Firdaus

Belum menuliskan informasi profilenya.

Selengkapnya
Navigasi Web
Dewan yang
http://assets.kompas.com/data/photo/2016/03/17/1936007IMG-20160317-WA0008780x390.jpg

Dewan yang "Tak" Terhormat

Politisi Indonesia kembali membuat ulah. Peristiwa kericuhan di DPD membuat publik kembali terhenyak. Pasalnya, anggota dewan terhormat mempertontonkan secara gamblang prilaku memalukan. Mereka berlaku layaknya orang-orang jalanan yang menyelesaikan masalah dengan kekerasan. Mereka tak malu saling mendorong, menunjuk-menunjuk, bahkan ada yang saling memukul.

Lembaga yang seharusnya menampilkan prilaku yang beradab dan terhormat justru menampilkan sikap yang tidak elok. Dewan Perwakilan Daerah (DPD) adalah perwujudan daripada wakil-wakil daerah. Mereka dianggap sebagai tokoh masyarakat yang terhormat yang lepas dari kepentingan apapun. Mereka tidak berafiliasi dengan partai manapun. Mereka ada karena mereka memikirkan kepentingan daerah yang diwakili. Sayangnya, sikap mereka tidak mencerminkan seorang yang layak dihormati.

Kejadian memalukan itu bermula dari polemik keputusan MA yang membatalkan Peraturan DPD No.1/2016 dan No.1/2017 yang mengatur tentang perubahan masa jabatan unsur pimpinan DPD dari 5 tahun menjadi 2,5 tahun. Namun, tidak semua anggota DPD yang setuju dengan keputusan MA tersebut. Sebagian dari mereka tetap berkeinginan mengganti pimpinan DPD yang lama dengan yang baru. Tentu saja ini menyulut perseteruan antara dua kubu yang bertentangan. Alhasil, tontonan yang tidak pantas terjadi di dewan terhormat tersebut.

Benarlah apa yang dikatakan GUSDUR ketika itu. Anggota dewan layaknya anak "Taman Kanak-Kanak" yang masih dominan sifat egonya. Mungkin guru TK ada yang tidak setuju anak didikan mereka disamakan dengan anggota dewan yang bersikap memalukan tersebut. Namun, perumpamaan ini adalah untuk mengatakan bahwa anggota dewan sikapnya masih kekanakan. Menyelesaikan masalah dengan ribut-ribut dan berakhir dengan kekerasan.

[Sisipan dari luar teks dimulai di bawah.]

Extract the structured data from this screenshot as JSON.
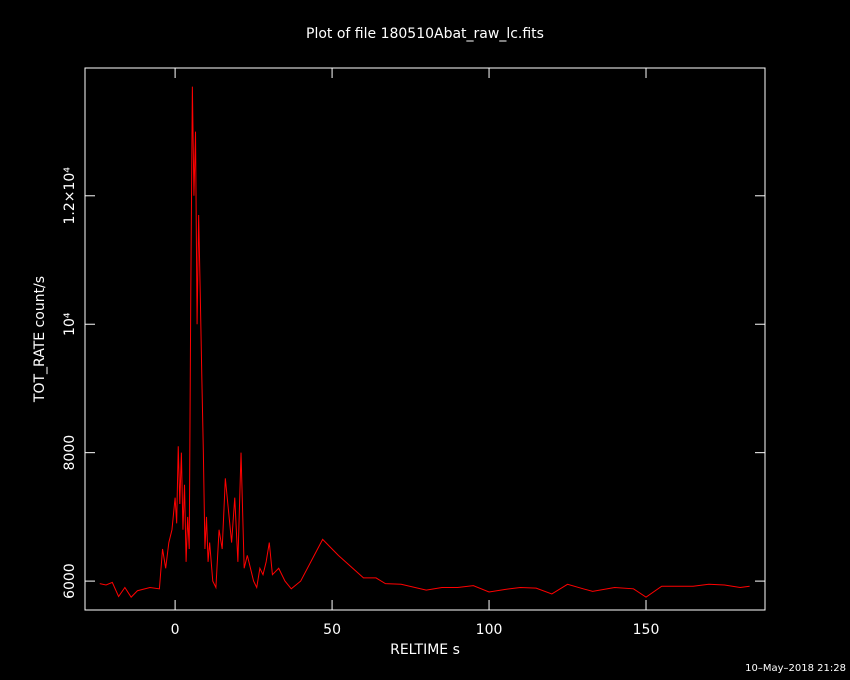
{
  "chart_data": {
    "type": "line",
    "title": "Plot of file 180510Abat_raw_lc.fits",
    "x_label": "RELTIME  s",
    "y_label": "TOT_RATE  count/s",
    "timestamp": "10–May–2018 21:28",
    "color": "#ff0000",
    "x": [
      -24,
      -22,
      -20,
      -18,
      -16,
      -14,
      -12,
      -8,
      -5,
      -4,
      -3,
      -2,
      -1,
      0,
      0.5,
      1,
      1.5,
      2,
      2.5,
      3,
      3.5,
      4,
      4.5,
      5,
      5.5,
      6,
      6.5,
      7,
      7.5,
      8,
      8.5,
      9,
      9.5,
      10,
      10.5,
      11,
      12,
      13,
      14,
      15,
      16,
      17,
      18,
      19,
      20,
      21,
      22,
      23,
      24,
      25,
      26,
      27,
      28,
      29,
      30,
      31,
      33,
      35,
      37,
      40,
      47,
      52,
      60,
      64,
      67,
      72,
      80,
      85,
      90,
      95,
      100,
      105,
      110,
      115,
      120,
      125,
      130,
      133,
      140,
      146,
      150,
      155,
      165,
      170,
      175,
      180,
      183
    ],
    "values": [
      5960,
      5940,
      5980,
      5760,
      5900,
      5750,
      5850,
      5900,
      5880,
      6500,
      6200,
      6600,
      6800,
      7300,
      6900,
      8100,
      7200,
      8000,
      6800,
      7500,
      6300,
      7000,
      6500,
      10500,
      13700,
      12000,
      13000,
      10000,
      11700,
      10500,
      9200,
      8000,
      6500,
      7000,
      6300,
      6600,
      6000,
      5900,
      6800,
      6500,
      7600,
      7100,
      6600,
      7300,
      6300,
      8000,
      6200,
      6400,
      6200,
      6000,
      5900,
      6200,
      6100,
      6300,
      6600,
      6100,
      6200,
      6000,
      5880,
      6000,
      6650,
      6400,
      6050,
      6050,
      5960,
      5950,
      5860,
      5900,
      5900,
      5930,
      5830,
      5870,
      5900,
      5890,
      5800,
      5950,
      5880,
      5840,
      5900,
      5880,
      5750,
      5920,
      5920,
      5950,
      5940,
      5900,
      5920
    ],
    "xlim": [
      -28.7,
      187.9
    ],
    "ylim": [
      5550,
      13990
    ],
    "xticks": [
      0,
      50,
      100,
      150
    ],
    "yticks": [
      6000,
      8000,
      {
        "value": 10000,
        "label": "10⁴"
      },
      {
        "value": 12000,
        "label": "1.2×10⁴"
      }
    ]
  }
}
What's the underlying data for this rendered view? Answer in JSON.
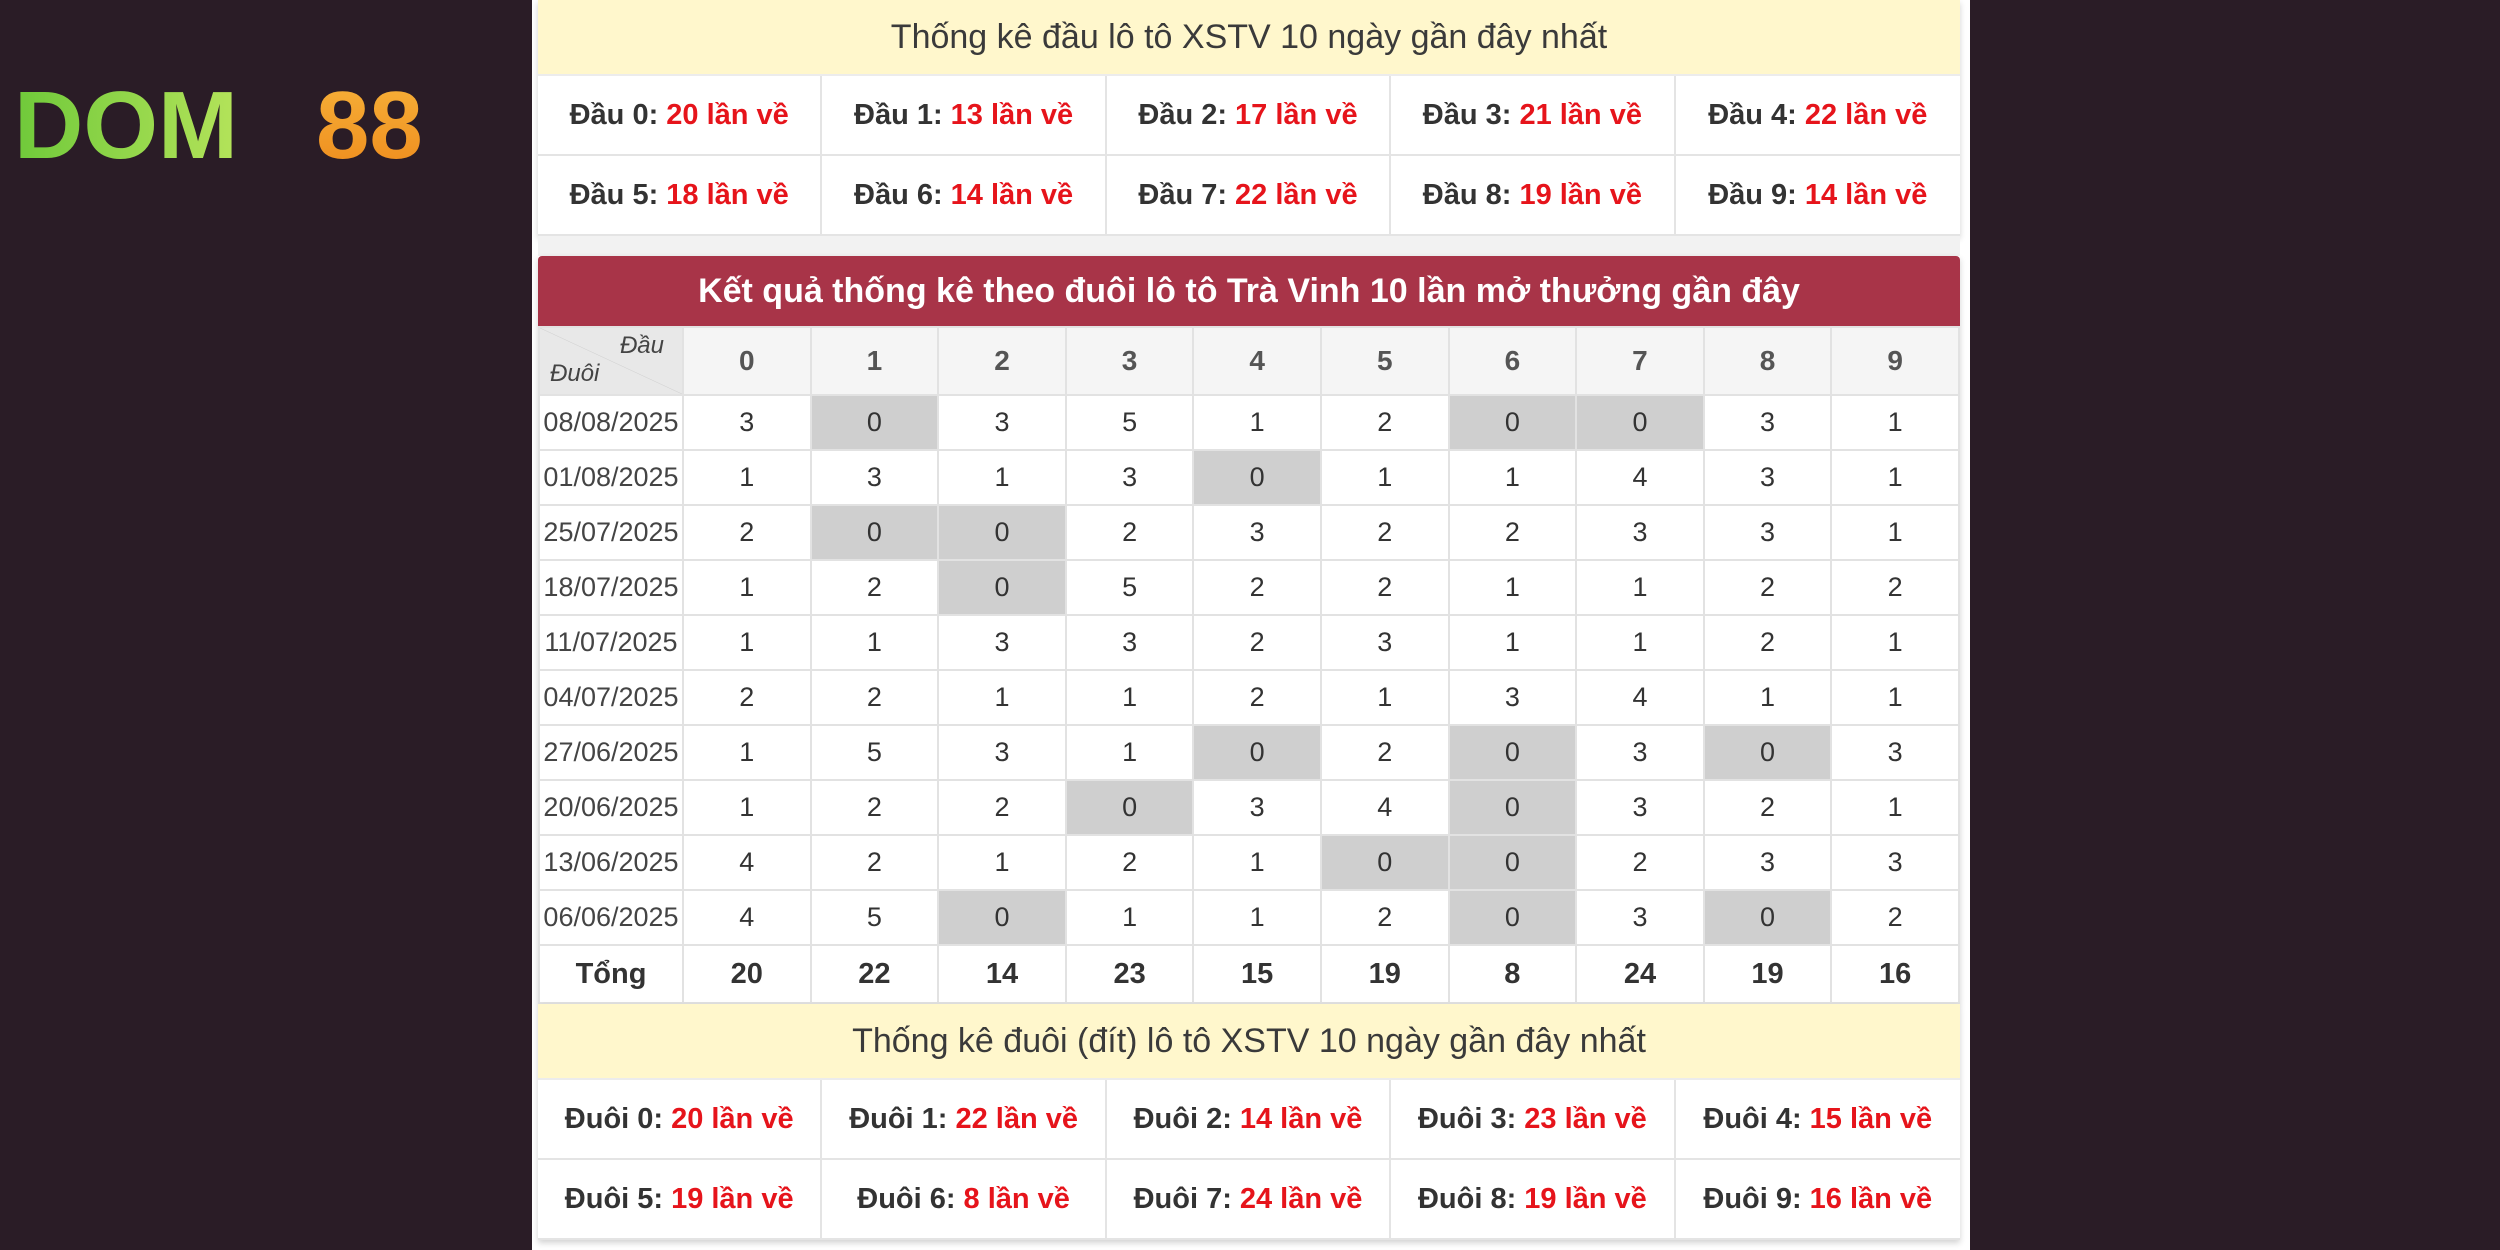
{
  "logo": {
    "text_left": "DOM",
    "text_right": "88"
  },
  "head_stats": {
    "title": "Thống kê đầu lô tô XSTV 10 ngày gần đây nhất",
    "items": [
      {
        "label": "Đầu 0:",
        "value": "20 lần về"
      },
      {
        "label": "Đầu 1:",
        "value": "13 lần về"
      },
      {
        "label": "Đầu 2:",
        "value": "17 lần về"
      },
      {
        "label": "Đầu 3:",
        "value": "21 lần về"
      },
      {
        "label": "Đầu 4:",
        "value": "22 lần về"
      },
      {
        "label": "Đầu 5:",
        "value": "18 lần về"
      },
      {
        "label": "Đầu 6:",
        "value": "14 lần về"
      },
      {
        "label": "Đầu 7:",
        "value": "22 lần về"
      },
      {
        "label": "Đầu 8:",
        "value": "19 lần về"
      },
      {
        "label": "Đầu 9:",
        "value": "14 lần về"
      }
    ]
  },
  "tail_table": {
    "title": "Kết quả thống kê theo đuôi lô tô Trà Vinh 10 lần mở thưởng gần đây",
    "corner_top": "Đầu",
    "corner_bottom": "Đuôi",
    "columns": [
      "0",
      "1",
      "2",
      "3",
      "4",
      "5",
      "6",
      "7",
      "8",
      "9"
    ],
    "rows": [
      {
        "date": "08/08/2025",
        "values": [
          "3",
          "0",
          "3",
          "5",
          "1",
          "2",
          "0",
          "0",
          "3",
          "1"
        ]
      },
      {
        "date": "01/08/2025",
        "values": [
          "1",
          "3",
          "1",
          "3",
          "0",
          "1",
          "1",
          "4",
          "3",
          "1"
        ]
      },
      {
        "date": "25/07/2025",
        "values": [
          "2",
          "0",
          "0",
          "2",
          "3",
          "2",
          "2",
          "3",
          "3",
          "1"
        ]
      },
      {
        "date": "18/07/2025",
        "values": [
          "1",
          "2",
          "0",
          "5",
          "2",
          "2",
          "1",
          "1",
          "2",
          "2"
        ]
      },
      {
        "date": "11/07/2025",
        "values": [
          "1",
          "1",
          "3",
          "3",
          "2",
          "3",
          "1",
          "1",
          "2",
          "1"
        ]
      },
      {
        "date": "04/07/2025",
        "values": [
          "2",
          "2",
          "1",
          "1",
          "2",
          "1",
          "3",
          "4",
          "1",
          "1"
        ]
      },
      {
        "date": "27/06/2025",
        "values": [
          "1",
          "5",
          "3",
          "1",
          "0",
          "2",
          "0",
          "3",
          "0",
          "3"
        ]
      },
      {
        "date": "20/06/2025",
        "values": [
          "1",
          "2",
          "2",
          "0",
          "3",
          "4",
          "0",
          "3",
          "2",
          "1"
        ]
      },
      {
        "date": "13/06/2025",
        "values": [
          "4",
          "2",
          "1",
          "2",
          "1",
          "0",
          "0",
          "2",
          "3",
          "3"
        ]
      },
      {
        "date": "06/06/2025",
        "values": [
          "4",
          "5",
          "0",
          "1",
          "1",
          "2",
          "0",
          "3",
          "0",
          "2"
        ]
      }
    ],
    "total_label": "Tổng",
    "totals": [
      "20",
      "22",
      "14",
      "23",
      "15",
      "19",
      "8",
      "24",
      "19",
      "16"
    ]
  },
  "tail_stats": {
    "title": "Thống kê đuôi (đít) lô tô XSTV 10 ngày gần đây nhất",
    "items": [
      {
        "label": "Đuôi 0:",
        "value": "20 lần về"
      },
      {
        "label": "Đuôi 1:",
        "value": "22 lần về"
      },
      {
        "label": "Đuôi 2:",
        "value": "14 lần về"
      },
      {
        "label": "Đuôi 3:",
        "value": "23 lần về"
      },
      {
        "label": "Đuôi 4:",
        "value": "15 lần về"
      },
      {
        "label": "Đuôi 5:",
        "value": "19 lần về"
      },
      {
        "label": "Đuôi 6:",
        "value": "8 lần về"
      },
      {
        "label": "Đuôi 7:",
        "value": "24 lần về"
      },
      {
        "label": "Đuôi 8:",
        "value": "19 lần về"
      },
      {
        "label": "Đuôi 9:",
        "value": "16 lần về"
      }
    ]
  },
  "colors": {
    "accent_red": "#e6141b",
    "header_red": "#a83448",
    "banner_yellow": "#fff7cc",
    "zero_cell": "#cfcfcf",
    "logo_green": "#8fd14f",
    "logo_orange": "#f5a623"
  }
}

Harapan bangsa Indonesia untuk melihat anggota dewan yang menampilkan suri tauladan yang baik, agaknya masih harus menunggu lama. Konflik kepentingan yang terjadi di dewan, tak ayal membuat naluri dan logika berpikir mereka sirna. Alih-alih mengutamakan kepentingan daerah mereka, anggota dewan justru lebih tunduk kepada kepentingan golongan dan individu masing-masing. Saya ingat satu pesan teman yang cukup dekat dengan pemerintahan, “Lo, jangan pernah masuk ke dunia politik, cukup jadi guru saja.” Waktu itu saya tidak setuju dengan ungkapan tersebut. Namun, seiring berjalannya waktu, saya harus mengamini ucapan teman tersebut. Dunia politik seringkali membuat watak seseorang berubah. Orang baik seringkali berubah menjadi bejat. Orang tidak baik malah tambah jadi bejat. Jikapun ada yang mampu menjaga sikap baik, acapkali dianggap orang yang aneh karena terlalu idealis.

Kejadian di DPD kemarin, tak hanya mempertontonkan kekerasan antar anggota dewan, namun kita disuguhkan juga dengan sikap arogan dari sebagian anggota dewan yang tetap ingin menegasikan keputusan MA yang sudah resmi dan berkekuatan hukum. Di tengah gaung setiap orang harus menaati aturan hukum, anggota dewan dengan sadar telah melanggar aturan dan mengabaikan keputusan MA. Luar biasa hanya dalam hitungan hari, DPD telah mengajarkan kepada rakyat Indonesia dua hal yang memalukan.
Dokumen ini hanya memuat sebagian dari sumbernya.